The paper makes three main contributions that form a coherent research narrative. First, it formalizes the workflow optimization problem, generalizing prior approaches as specific cases within a unified framework. This theoretical foundation establishes a common language for future research at both the node and workflow optimization levels. Second, it introduces AFLOW, an MCTS-based method that automatically discovers effective workflows across multiple domains with minimal human intervention. The framework's novelty lies in its soft mixed-probability selection mechanism, LLM-driven expansion, and experience backpropagation — all designed to handle the unique challenges of workflow search. Third, it provides extensive empirical evaluation across six benchmark datasets spanning question answering, code generation, and mathematical reasoning.

The experimental results are striking. AFLOW achieves an average improvement of 5.7% over state-of-the-art manually designed methods and surpasses existing automated approaches by 19.5%. Perhaps most surprisingly, workflows generated by AFLOW enable smaller models like GPT-4o-mini to outperform GPT-4o on specific tasks at merely 4.55% of the inference cost. This cost-performance breakthrough has profound implications for democratizing access to high-performance agentic systems, removing the barrier that previously restricted effective workflows to expensive, manually designed implementations.

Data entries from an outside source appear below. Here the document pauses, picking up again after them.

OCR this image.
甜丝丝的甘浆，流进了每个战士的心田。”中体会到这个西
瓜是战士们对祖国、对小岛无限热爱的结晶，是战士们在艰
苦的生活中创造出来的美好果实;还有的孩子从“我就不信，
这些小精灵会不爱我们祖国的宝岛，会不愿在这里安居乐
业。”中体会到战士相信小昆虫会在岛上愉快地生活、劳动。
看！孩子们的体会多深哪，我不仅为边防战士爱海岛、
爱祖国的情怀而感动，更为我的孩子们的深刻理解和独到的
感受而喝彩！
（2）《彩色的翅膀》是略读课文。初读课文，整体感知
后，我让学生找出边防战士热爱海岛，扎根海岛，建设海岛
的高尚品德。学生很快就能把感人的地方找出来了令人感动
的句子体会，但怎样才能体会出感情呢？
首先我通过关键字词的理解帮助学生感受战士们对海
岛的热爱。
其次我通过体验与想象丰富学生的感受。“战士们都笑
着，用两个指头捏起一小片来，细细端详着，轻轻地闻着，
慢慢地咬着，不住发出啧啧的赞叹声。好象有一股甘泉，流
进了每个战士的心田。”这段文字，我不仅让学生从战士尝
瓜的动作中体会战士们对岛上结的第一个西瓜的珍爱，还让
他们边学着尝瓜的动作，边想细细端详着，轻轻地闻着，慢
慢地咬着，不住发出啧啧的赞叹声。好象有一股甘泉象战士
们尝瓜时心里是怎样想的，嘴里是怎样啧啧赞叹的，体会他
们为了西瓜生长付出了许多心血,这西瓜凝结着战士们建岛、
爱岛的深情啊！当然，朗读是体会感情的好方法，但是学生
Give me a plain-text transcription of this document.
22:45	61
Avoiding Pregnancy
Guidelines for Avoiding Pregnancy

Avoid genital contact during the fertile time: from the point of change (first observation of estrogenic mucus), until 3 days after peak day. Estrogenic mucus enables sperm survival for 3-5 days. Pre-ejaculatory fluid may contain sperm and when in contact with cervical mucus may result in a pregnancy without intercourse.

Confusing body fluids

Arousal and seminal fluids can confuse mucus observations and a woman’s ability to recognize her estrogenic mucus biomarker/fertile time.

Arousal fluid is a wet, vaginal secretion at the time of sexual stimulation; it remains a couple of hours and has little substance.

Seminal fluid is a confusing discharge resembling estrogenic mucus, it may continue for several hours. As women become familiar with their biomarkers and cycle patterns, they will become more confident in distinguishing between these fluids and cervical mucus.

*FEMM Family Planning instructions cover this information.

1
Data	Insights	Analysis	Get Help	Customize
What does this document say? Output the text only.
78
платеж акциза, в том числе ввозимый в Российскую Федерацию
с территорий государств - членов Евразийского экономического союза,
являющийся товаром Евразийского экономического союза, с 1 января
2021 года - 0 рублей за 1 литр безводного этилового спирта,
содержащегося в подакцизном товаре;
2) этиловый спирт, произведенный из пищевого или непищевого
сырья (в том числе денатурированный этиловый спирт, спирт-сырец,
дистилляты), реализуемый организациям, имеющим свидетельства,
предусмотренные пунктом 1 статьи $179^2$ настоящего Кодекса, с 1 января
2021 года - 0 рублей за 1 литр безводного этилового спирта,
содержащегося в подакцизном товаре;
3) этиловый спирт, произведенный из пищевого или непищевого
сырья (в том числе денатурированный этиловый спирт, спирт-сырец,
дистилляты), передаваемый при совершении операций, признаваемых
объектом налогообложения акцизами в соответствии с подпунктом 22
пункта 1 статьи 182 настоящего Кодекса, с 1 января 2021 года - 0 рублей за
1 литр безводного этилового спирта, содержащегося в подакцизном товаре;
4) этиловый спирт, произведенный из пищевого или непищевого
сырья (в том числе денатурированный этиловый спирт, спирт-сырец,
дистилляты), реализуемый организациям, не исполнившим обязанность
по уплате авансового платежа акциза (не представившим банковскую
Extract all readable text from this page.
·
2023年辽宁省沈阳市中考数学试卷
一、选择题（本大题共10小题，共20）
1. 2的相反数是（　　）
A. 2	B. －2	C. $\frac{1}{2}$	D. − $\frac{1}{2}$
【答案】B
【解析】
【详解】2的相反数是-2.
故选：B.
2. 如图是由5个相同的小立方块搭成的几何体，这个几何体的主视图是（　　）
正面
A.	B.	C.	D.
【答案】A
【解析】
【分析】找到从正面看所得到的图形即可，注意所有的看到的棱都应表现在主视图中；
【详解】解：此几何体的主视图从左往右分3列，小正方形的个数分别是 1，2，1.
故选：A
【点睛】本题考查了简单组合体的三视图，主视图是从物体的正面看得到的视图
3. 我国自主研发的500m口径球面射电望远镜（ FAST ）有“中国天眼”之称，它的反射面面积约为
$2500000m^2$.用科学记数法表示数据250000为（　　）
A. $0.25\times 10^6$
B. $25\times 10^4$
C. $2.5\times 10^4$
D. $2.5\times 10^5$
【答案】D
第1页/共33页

Readers should care about this work because it represents a significant step toward fully automated agentic workflow generation. By eliminating the need for manual workflow design, AFLOW opens the door to scalable deployment across countless domains and tasks. The framework's ability to discover workflows that outperform human-designed alternatives challenges the assumption that human expertise is always superior in structuring LLM interactions. Moreover, the cost efficiency gains suggest a paradigm shift where smaller, cheaper models can achieve superior performance through better workflow design, potentially reshaping economic incentives in the AI industry.

理论框架 (Theoretical Framework)

The intellectual lineage of AFLOW traces through multiple converging research streams. From the perspective of automated machine learning, the work builds upon the tradition of AutoML, where the goal is to automate the design of machine learning pipelines. Just as AutoML systems like Auto-Sklearn search over preprocessing, model, and hyperparameter configurations, AFLOW searches over workflow structures. From the reinforcement learning perspective, AFLOW draws inspiration from MCTS, a method that has achieved remarkable success in game playing from AlphaGo to complex board games. The application of MCTS to workflow optimization represents a novel transfer of game-playing search strategies to the domain of LLM orchestration.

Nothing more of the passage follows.